Infrastructure Minister Chris Bishop, one of the shareholding ministers in CID, said the Government was “open to proposals for Christchurch City Council ownership of Te Pae in the future”.

Emphasis added. I'm reminded of Bart Simpson announcing that he would resign, undefeated, from the world of video boxing. 

So. Option for the Crown at this point would be to threaten to mothball the thing rather than continue to subsidise it. I don't think they can force Council to own it. 

And Christchurch always has the option to offer to agree to take on ownership in exchange for concessions on other margins where central and local government negotiate about things. 

Even evil genius needs recognition. 

As a bit of fun, I asked my advisor to imagine it were a consultancy like Cameron Partners asked to prepare a report on the likely sale value of the thing if it were offered to market. 

As a going concern without ongoing subsidy, the Crown could expect to have to pay someone about $90 million to take it, assuming that the venue could be scrapped in 30 years for its land value. 
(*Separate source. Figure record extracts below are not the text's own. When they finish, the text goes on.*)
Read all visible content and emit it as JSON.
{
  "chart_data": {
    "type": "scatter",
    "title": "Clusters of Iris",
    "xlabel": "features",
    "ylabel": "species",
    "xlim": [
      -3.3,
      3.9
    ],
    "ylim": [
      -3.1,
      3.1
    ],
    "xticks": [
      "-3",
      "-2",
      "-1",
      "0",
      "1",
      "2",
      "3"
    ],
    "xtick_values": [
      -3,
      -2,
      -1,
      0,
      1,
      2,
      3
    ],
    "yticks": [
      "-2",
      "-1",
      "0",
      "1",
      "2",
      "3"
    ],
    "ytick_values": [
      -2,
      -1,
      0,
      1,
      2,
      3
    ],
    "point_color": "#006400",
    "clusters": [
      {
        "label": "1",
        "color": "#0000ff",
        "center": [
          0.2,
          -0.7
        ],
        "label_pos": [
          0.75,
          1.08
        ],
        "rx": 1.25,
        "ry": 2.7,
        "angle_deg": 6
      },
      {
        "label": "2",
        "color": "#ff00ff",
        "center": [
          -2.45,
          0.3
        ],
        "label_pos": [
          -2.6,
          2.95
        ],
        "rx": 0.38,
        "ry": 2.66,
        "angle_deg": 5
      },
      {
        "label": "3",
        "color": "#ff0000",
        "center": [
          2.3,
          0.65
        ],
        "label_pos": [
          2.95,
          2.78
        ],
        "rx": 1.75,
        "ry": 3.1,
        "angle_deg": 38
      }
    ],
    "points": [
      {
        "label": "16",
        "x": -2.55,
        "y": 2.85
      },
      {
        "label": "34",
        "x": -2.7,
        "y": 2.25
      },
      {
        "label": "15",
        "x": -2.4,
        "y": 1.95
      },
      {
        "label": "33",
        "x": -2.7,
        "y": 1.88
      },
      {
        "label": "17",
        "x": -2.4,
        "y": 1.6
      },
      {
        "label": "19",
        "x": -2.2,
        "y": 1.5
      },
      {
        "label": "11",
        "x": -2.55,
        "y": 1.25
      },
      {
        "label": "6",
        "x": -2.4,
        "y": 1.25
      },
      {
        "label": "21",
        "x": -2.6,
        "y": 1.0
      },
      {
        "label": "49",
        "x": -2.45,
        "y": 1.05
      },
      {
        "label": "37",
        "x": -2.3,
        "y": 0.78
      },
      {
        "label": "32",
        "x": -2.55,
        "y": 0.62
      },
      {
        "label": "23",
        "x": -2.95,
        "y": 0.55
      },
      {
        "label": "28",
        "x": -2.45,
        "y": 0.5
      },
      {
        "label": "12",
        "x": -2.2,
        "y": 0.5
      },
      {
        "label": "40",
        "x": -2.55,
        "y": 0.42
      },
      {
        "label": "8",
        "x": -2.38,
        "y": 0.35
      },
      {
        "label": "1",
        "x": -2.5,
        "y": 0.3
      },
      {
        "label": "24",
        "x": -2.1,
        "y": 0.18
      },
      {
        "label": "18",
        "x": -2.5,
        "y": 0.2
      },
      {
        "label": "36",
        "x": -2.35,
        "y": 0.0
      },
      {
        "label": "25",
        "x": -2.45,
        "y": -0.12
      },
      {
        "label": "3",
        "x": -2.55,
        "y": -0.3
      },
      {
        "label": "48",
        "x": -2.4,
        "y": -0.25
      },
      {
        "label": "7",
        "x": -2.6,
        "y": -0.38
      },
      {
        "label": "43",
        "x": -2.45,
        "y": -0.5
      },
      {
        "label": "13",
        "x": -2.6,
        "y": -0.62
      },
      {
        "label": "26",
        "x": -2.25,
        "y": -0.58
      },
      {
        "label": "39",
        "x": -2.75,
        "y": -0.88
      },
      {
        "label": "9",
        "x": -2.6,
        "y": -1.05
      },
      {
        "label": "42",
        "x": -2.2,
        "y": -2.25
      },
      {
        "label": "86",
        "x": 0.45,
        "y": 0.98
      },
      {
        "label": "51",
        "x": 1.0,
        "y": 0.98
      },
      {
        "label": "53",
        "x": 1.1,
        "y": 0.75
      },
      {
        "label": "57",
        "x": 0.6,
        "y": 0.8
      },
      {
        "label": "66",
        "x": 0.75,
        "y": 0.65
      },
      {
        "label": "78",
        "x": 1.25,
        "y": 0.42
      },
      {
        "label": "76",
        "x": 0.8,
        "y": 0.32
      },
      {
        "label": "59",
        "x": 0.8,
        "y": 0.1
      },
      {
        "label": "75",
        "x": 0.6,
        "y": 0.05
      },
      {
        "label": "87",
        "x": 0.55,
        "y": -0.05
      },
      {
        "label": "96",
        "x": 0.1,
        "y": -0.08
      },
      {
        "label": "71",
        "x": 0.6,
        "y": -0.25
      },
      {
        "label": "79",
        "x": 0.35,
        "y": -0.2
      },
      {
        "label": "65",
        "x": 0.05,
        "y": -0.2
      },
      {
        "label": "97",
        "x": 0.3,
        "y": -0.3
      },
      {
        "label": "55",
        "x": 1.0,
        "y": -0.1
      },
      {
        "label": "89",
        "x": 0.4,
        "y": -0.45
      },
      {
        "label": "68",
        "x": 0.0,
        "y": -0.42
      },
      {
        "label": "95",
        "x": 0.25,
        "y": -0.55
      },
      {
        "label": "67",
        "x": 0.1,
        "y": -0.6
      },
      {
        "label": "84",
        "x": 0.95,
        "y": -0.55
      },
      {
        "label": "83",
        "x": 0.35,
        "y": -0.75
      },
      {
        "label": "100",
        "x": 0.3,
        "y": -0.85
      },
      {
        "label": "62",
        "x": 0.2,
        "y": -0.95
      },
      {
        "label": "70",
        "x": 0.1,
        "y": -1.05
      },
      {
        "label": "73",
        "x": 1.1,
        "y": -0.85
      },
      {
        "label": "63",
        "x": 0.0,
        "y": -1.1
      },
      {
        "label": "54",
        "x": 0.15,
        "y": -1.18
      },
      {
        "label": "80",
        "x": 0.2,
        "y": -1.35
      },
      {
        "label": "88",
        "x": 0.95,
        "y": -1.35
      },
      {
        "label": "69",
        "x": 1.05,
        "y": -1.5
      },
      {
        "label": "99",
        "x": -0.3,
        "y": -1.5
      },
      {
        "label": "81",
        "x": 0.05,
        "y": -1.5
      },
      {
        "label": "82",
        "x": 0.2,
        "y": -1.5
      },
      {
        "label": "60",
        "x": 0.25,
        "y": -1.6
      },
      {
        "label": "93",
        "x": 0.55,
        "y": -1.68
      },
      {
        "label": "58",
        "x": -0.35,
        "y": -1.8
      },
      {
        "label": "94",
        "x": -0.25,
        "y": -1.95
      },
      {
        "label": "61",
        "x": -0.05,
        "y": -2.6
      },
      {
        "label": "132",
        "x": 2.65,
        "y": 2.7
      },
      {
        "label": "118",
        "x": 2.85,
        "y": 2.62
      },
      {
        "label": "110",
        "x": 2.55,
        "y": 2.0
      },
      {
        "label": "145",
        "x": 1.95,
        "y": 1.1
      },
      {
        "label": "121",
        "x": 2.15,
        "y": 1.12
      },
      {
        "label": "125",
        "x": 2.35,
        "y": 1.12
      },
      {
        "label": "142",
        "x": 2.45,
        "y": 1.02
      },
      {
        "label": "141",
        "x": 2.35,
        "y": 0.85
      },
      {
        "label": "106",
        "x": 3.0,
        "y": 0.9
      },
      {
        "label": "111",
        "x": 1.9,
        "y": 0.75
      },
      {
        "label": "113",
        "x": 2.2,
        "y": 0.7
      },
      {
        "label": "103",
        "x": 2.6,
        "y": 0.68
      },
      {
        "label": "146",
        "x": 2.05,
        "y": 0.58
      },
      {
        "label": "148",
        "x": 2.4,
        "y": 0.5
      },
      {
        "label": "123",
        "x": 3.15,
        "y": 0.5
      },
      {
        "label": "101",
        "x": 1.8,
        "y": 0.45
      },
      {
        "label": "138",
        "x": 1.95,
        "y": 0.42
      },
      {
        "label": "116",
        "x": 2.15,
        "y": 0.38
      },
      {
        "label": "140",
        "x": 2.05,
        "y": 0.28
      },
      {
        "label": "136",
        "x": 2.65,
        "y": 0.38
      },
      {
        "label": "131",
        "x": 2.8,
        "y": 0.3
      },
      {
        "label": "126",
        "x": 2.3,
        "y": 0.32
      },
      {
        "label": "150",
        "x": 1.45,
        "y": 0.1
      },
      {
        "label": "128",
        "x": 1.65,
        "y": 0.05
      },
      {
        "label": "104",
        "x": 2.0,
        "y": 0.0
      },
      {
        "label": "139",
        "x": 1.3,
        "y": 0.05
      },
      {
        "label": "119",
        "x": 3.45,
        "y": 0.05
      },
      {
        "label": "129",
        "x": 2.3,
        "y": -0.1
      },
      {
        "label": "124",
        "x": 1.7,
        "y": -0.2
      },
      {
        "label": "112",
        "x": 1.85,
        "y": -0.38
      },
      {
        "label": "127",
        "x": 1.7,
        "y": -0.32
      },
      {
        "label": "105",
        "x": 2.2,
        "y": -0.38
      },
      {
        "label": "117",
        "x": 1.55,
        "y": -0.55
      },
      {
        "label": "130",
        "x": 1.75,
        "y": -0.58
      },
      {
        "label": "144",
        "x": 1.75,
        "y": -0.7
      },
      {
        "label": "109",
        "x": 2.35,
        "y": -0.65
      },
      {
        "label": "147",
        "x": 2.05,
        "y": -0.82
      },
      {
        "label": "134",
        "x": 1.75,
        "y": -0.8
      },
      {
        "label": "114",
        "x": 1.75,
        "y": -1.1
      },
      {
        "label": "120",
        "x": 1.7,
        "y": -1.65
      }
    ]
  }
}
If instead the owner could demolish and put up something else instead (while paying break fees with the operator), the site might be worth $55 million.

Both $-90 million and $55 million are considerably less than the $352m asserted book value of the building, which is considerably less than the $475m build cost. 

A huge up-front and ongoing waste of course. But consider the evil genius here too. That's worth something



The conversation with my advisor is here, for those keen on that sort of thing. The opening snippet:

In straight commercial terms, Te Pae as a convention centre is not worth anything like its $360m book value to a private buyer. On realistic assumptions:

  • Highest bid is likely to come from a “scrap + redevelopment” buyer, not a buyer keeping it as a convention centre.

  • A plausible order‑of‑magnitude sale price for the site in that scenario is around NZ$50–70m net of demolition and contract break‑costs.

  • As a going concern with no ongoing subsidy, the facility’s value to a private buyer is zero or negative (you’d effectively need to pay someone to take it).

  • To get a positive price for Te Pae as a going concern, you’re looking at an ongoing subsidy of roughly NZ$8–10m per year over decades, assuming current trading patterns.